Some hunters talk about the weather and it’s affect on rattling. Granted, weather can hamper the effectiveness of your rattling but it doesn’t mean it shouldn’t be performed. Deer will fight on a windy, calm, snowy, rainy, cloudy, clear, cold, or warm day. The argument is fairly mute if you disregard the obvious points of the sound traveling less distance on a windy day or that the sound gets muffled when rattling during a snowstorm.

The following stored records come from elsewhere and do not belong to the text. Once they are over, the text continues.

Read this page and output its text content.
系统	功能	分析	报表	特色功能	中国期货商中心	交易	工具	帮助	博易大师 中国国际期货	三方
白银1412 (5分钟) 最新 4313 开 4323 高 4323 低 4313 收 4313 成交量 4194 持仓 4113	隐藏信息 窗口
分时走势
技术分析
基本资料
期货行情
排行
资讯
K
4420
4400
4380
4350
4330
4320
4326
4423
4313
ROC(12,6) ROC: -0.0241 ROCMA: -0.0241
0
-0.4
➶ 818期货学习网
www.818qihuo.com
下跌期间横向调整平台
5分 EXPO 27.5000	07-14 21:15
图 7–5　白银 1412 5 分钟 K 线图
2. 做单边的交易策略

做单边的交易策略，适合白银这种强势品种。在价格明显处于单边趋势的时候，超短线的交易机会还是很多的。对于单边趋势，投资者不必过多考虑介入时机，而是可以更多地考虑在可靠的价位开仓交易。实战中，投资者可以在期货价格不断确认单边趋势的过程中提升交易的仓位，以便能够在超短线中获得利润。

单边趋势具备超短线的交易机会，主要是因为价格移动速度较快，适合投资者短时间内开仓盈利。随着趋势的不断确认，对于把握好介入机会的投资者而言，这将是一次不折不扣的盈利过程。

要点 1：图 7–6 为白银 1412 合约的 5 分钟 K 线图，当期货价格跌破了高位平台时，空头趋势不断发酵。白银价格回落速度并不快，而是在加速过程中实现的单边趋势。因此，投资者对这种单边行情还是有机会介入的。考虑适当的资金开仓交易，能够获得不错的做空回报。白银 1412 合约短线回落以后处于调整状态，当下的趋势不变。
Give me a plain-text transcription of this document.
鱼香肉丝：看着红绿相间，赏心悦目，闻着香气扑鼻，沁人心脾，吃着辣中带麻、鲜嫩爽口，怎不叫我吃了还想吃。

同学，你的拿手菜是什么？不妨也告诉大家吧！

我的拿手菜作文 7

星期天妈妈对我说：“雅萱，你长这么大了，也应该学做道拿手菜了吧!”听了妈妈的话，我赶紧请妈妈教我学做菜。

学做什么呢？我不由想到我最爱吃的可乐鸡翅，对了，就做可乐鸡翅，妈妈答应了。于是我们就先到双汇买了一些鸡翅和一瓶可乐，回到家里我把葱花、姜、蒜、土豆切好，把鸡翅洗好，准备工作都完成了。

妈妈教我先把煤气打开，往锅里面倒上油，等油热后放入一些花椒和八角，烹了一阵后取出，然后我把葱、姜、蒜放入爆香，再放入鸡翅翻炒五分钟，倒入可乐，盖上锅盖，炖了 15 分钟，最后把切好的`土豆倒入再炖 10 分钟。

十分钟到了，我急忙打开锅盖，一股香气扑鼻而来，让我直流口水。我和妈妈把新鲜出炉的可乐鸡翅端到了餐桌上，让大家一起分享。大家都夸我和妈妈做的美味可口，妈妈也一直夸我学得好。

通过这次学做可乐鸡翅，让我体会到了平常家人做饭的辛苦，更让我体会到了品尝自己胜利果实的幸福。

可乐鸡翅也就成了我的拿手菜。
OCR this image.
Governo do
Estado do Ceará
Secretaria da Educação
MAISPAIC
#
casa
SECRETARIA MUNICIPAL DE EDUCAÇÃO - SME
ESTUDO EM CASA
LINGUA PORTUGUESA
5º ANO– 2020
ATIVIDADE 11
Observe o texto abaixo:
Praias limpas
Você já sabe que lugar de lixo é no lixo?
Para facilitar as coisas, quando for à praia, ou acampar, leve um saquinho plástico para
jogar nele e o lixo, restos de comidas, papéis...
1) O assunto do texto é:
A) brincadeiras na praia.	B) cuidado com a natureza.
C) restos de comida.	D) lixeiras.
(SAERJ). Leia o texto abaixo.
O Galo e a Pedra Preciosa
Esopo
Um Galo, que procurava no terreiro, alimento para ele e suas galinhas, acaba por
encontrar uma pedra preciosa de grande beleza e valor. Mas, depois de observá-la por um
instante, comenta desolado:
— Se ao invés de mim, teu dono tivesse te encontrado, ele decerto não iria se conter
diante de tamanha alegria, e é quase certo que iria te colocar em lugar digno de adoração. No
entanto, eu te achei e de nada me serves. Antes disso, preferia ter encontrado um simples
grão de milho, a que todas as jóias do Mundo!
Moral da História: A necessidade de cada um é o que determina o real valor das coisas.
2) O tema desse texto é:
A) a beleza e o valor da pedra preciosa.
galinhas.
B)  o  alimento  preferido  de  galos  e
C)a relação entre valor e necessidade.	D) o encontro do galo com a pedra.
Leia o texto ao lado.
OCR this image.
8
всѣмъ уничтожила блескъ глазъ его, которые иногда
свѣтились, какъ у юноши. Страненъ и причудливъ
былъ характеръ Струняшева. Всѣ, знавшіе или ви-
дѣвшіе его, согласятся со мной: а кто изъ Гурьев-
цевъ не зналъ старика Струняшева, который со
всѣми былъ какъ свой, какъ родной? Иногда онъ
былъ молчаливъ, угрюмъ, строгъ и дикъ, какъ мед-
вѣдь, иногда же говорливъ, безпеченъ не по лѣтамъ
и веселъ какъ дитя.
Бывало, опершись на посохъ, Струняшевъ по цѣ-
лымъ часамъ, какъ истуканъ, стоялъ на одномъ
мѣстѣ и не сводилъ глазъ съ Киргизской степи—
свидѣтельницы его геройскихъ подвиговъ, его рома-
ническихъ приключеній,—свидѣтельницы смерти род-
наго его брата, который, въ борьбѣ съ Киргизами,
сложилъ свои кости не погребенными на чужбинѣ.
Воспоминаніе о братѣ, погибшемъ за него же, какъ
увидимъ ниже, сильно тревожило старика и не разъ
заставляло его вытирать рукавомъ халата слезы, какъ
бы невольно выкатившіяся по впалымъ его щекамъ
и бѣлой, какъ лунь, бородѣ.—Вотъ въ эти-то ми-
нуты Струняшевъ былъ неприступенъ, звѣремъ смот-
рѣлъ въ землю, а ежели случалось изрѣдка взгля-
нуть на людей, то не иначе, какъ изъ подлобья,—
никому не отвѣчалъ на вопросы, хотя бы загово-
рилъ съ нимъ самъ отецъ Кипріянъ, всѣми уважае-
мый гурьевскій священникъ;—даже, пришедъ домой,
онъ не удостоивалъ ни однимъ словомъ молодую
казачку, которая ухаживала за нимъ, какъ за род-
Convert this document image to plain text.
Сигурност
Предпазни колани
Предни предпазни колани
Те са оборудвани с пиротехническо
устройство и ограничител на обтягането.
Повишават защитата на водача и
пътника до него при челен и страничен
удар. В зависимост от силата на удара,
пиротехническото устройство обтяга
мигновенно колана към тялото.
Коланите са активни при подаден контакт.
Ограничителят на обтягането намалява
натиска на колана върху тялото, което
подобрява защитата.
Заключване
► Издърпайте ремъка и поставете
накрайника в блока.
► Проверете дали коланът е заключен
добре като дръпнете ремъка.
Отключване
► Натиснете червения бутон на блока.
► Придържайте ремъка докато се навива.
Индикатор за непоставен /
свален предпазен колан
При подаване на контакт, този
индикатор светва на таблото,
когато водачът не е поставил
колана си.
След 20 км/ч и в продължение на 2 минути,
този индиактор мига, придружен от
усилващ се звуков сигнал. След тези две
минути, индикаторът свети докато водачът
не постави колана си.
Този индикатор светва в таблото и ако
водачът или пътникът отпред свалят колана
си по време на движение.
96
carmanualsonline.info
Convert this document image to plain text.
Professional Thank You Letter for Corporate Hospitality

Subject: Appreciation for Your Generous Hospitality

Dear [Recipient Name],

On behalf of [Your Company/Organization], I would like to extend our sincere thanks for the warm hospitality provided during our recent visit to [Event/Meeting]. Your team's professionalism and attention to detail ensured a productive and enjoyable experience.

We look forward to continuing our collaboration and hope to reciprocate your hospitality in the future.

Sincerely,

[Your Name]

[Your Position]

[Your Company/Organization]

The best part of rattling for deer is of course the results and don’t expect them to be identical. Any size buck will respond to rattling and their response actions will nearly all be unique. It seems some of the biggest bucks come in with great refrain as if they understand they are the boss so there’s no hurry. Perhaps they are just that cautious but the biggest buck I have rattled in literally ran to the sound of the antlers clashing together with the fur on it’s neck all bristled and plenty of guttural sounds reverberating with his each movement. This is more typical of what I see with the smaller bucks, minus the grunting and bristled hair, as they are probably thinking they might steal a doe while the big boys are fighting. Again. I’ve seen plenty of small bucks move around like they were walking on egg shells. You really never know how they will react or if they will react at all.
In the end it’s rewarding regardless if you rattle in a small buck or a true trophy. It’s just going to take a lot of patience and timing your rattling endeavors to that portion of hunting that centers around the rut when bucks are actively seeking a hot doe. And willing to fight over her.